Monday, June 21, 2010

Ocean News of the Day

Cooling burn at the head pipe on the Q400

There are some very interesting items this morning in the news.

1. Haaretz, Israel's oldest newspaper, is reporting that a task force of U.S. and Israeli ships (possibly just one Israeli ship) are heading through the Suez Canal on their way to the Red Sea and possibly the Persian Gulf. The purpose of their mission has not been disclosed but it appears the ships are on course to intercept an Iranian flotilla of aid ships (2) headed for Gaza to challenge the blockade. Does Iran really think Israel will permit ships to enter their territorial waters from a country that has threatened their very existence?

Full story here.

2. The New York Times is reporting that federal authorities were lax in their oversight of the blind shear ram, a "last line" containment device that would have prevented the Macondo well blowout but was known for single point failure problems.

From the NYT:

"It reveals that the federal agency charged with regulating offshore drilling, the Minerals Management Service, repeatedly declined to act on advice from its own experts on how it could minimize the risk of a blind shear ram failure.

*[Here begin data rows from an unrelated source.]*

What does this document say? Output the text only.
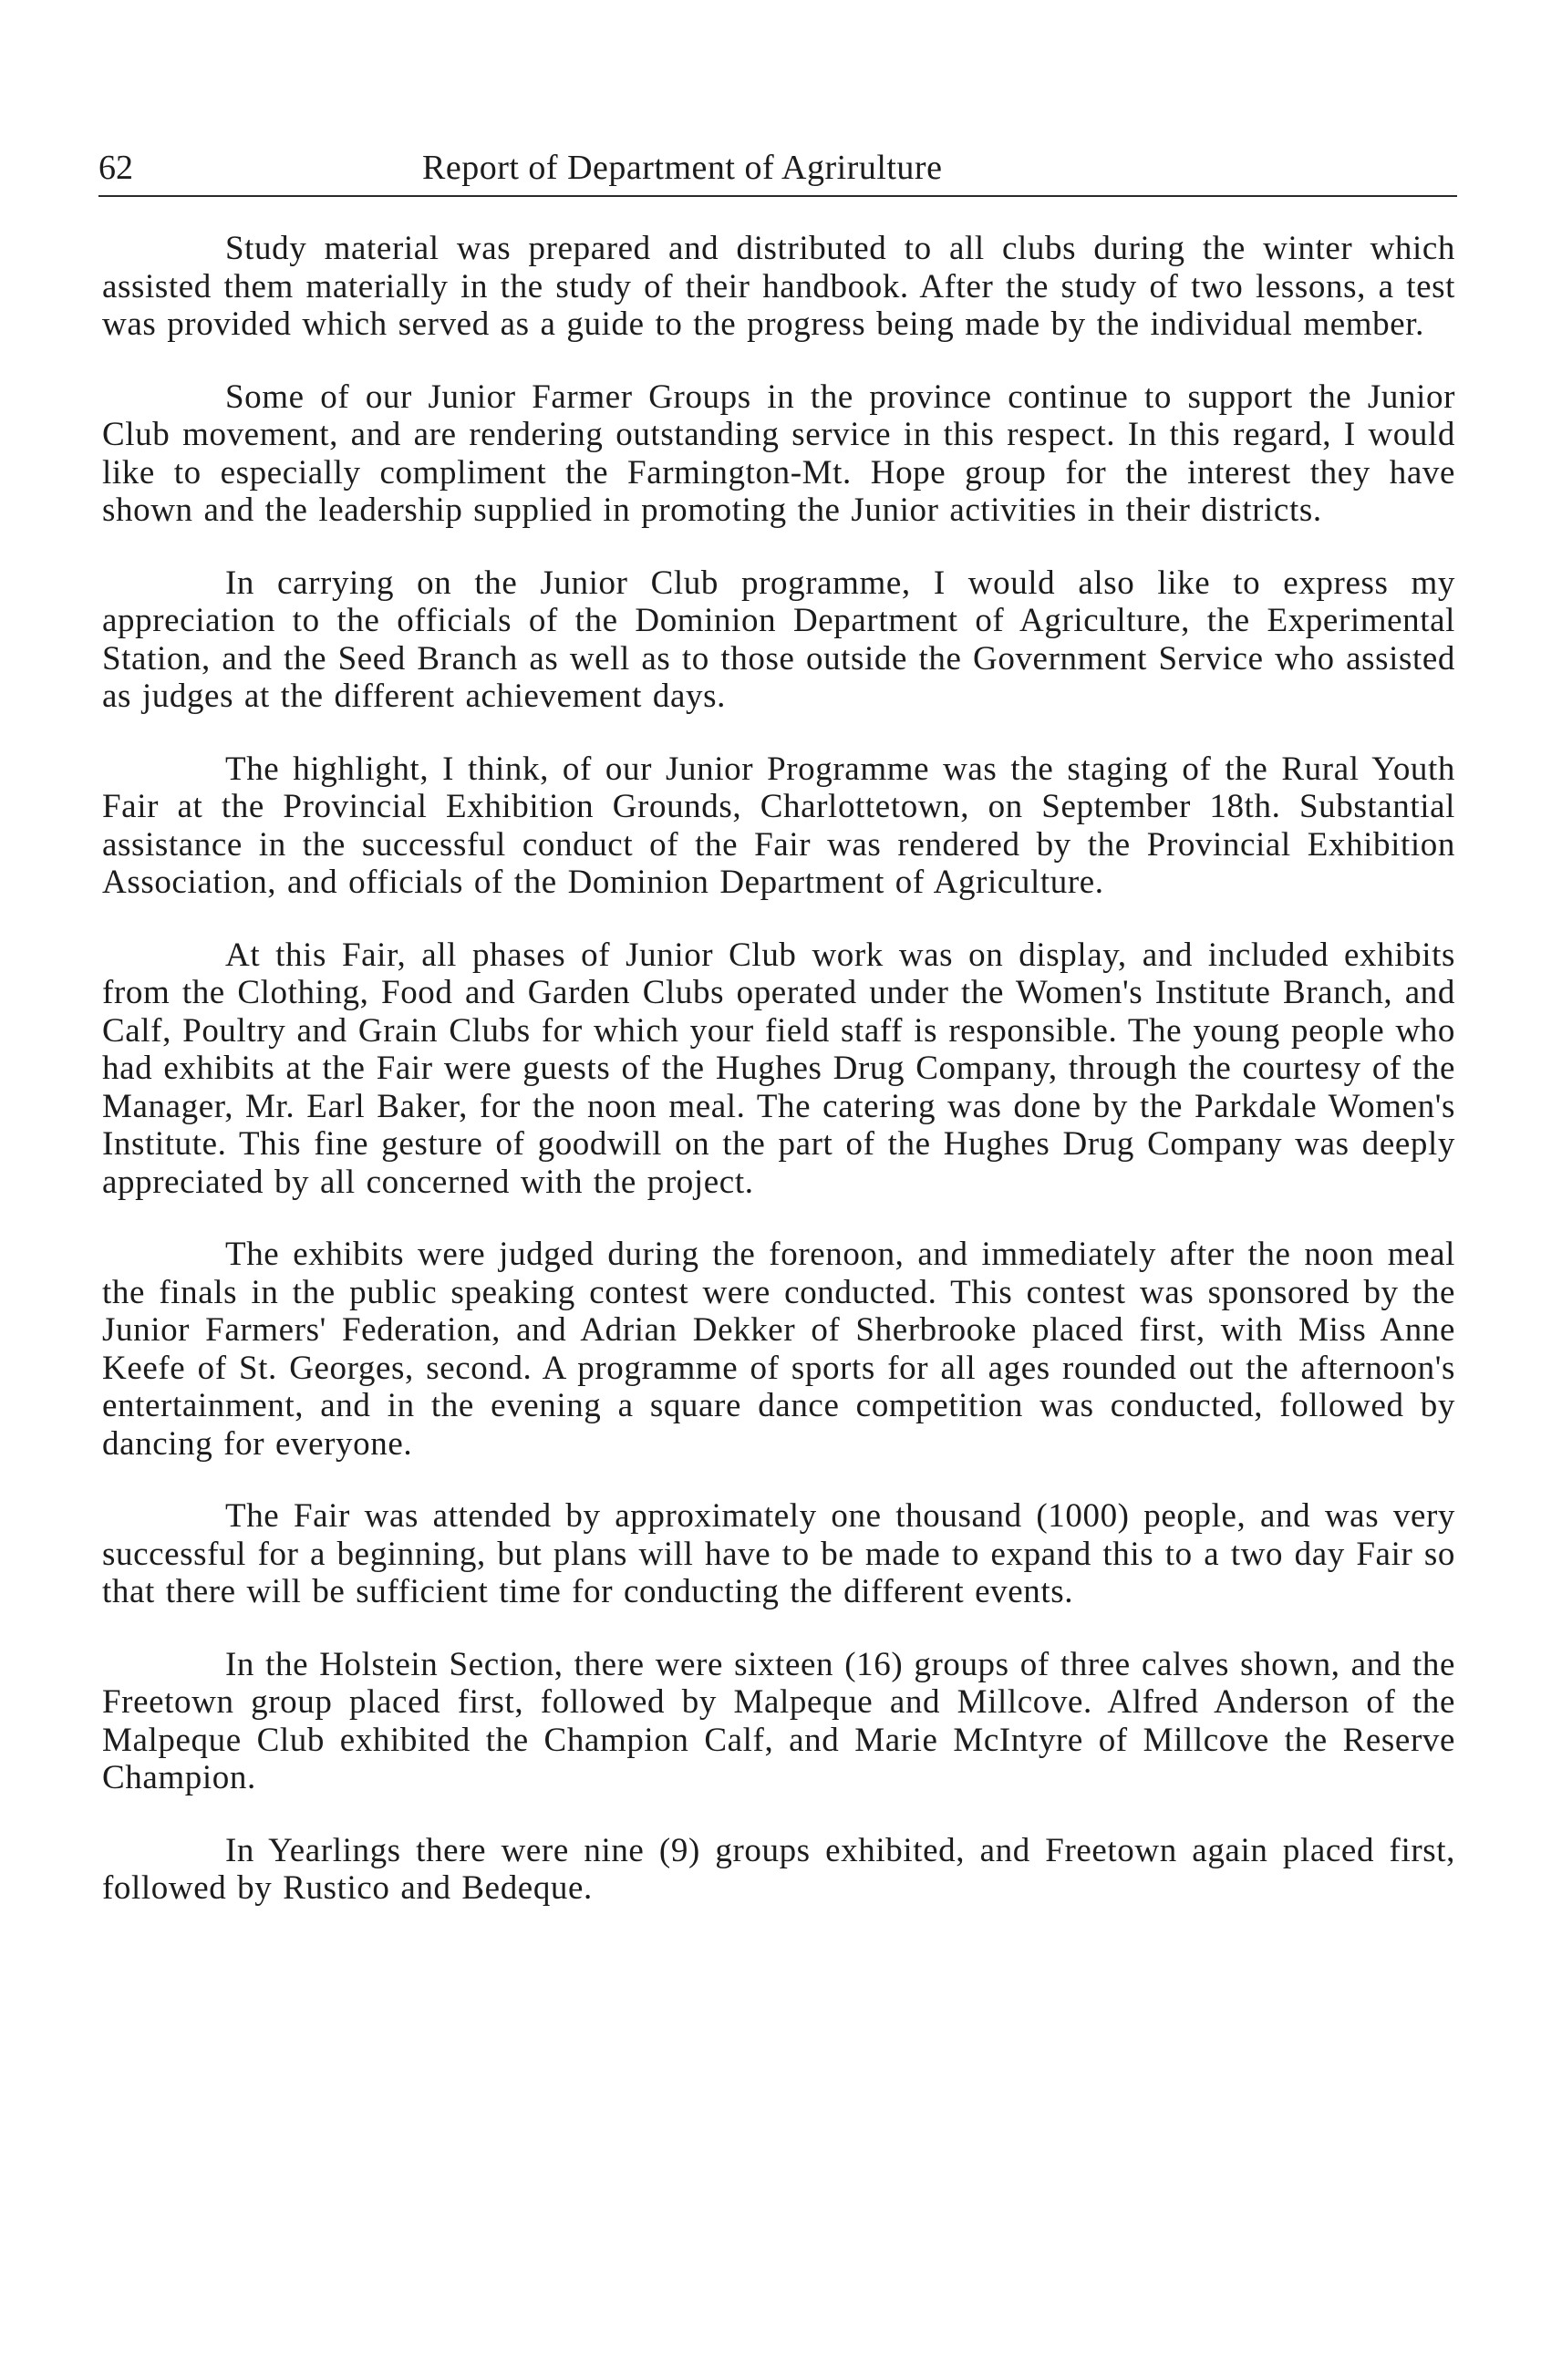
62	Report of Department of Agrirulture

Study material was prepared and distributed to all clubs during the winter which assisted them materially in the study of their handbook. After the study of two lessons, a test was provided which served as a guide to the progress being made by the individual member.

Some of our Junior Farmer Groups in the province continue to support the Junior Club movement, and are rendering outstanding service in this respect. In this regard, I would like to especially compliment the Farmington-Mt. Hope group for the interest they have shown and the leadership supplied in promoting the Junior activities in their districts.

In carrying on the Junior Club programme, I would also like to express my appreciation to the officials of the Dominion Department of Agriculture, the Experimental Station, and the Seed Branch as well as to those outside the Government Service who assisted as judges at the different achievement days.

The highlight, I think, of our Junior Programme was the staging of the Rural Youth Fair at the Provincial Exhibition Grounds, Charlottetown, on September 18th. Substantial assistance in the successful conduct of the Fair was rendered by the Provincial Exhibition Association, and officials of the Dominion Department of Agriculture.

At this Fair, all phases of Junior Club work was on display, and included exhibits from the Clothing, Food and Garden Clubs operated under the Women's Institute Branch, and Calf, Poultry and Grain Clubs for which your field staff is responsible. The young people who had exhibits at the Fair were guests of the Hughes Drug Company, through the courtesy of the Manager, Mr. Earl Baker, for the noon meal. The catering was done by the Parkdale Women's Institute. This fine gesture of goodwill on the part of the Hughes Drug Company was deeply appreciated by all concerned with the project.

The exhibits were judged during the forenoon, and immediately after the noon meal the finals in the public speaking contest were conducted. This contest was sponsored by the Junior Farmers' Federation, and Adrian Dekker of Sherbrooke placed first, with Miss Anne Keefe of St. Georges, second. A programme of sports for all ages rounded out the afternoon's entertainment, and in the evening a square dance competition was conducted, followed by dancing for everyone.

The Fair was attended by approximately one thousand (1000) people, and was very successful for a beginning, but plans will have to be made to expand this to a two day Fair so that there will be sufficient time for conducting the different events.

In the Holstein Section, there were sixteen (16) groups of three calves shown, and the Freetown group placed first, followed by Malpeque and Millcove. Alfred Anderson of the Malpeque Club exhibited the Champion Calf, and Marie McIntyre of Millcove the Reserve Champion.

In Yearlings there were nine (9) groups exhibited, and Freetown again placed first, followed by Rustico and Bedeque.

It also shows that the Obama administration failed to grapple with either the well-known weaknesses of blowout preventers or the sufficiency of the nation’s drilling regulations even as it made plans this spring to expand offshore oil exploration"

Full story here.

3. BP is on track to reach full containment from the Deepwater Horizon BOP. Additional resources are en route to the well to help recover and flare as much as 80,000 barrels per day. By the end of the month, they should be at 50,000 barrels, by mid-July 80,000 barrels. It proves that BP believed it's (and the government's) flawed estimates of the size of the leak. It's also possible that the capping process increased the leak substantially. Either way, the spill in the Gulf is far and away the worst in U.S. history and possible the world, not counting the 1991 Gulf war spill, which dumped as much as 600 million gallons into the Arabian Sea. Difference being, the latter was deliberate.

Full story here.

4. Whale sharks off the Florida coast have come together in what scientists believe is an exodus from the Gulf oil spill.

Full story here.

5. A Florida boater claims to have chased off a submarine. U.S.C.G. is taking the report seriously. Why would the guy lie. Let's hope this is one of our own. I would hate to think this was an Iranian sub.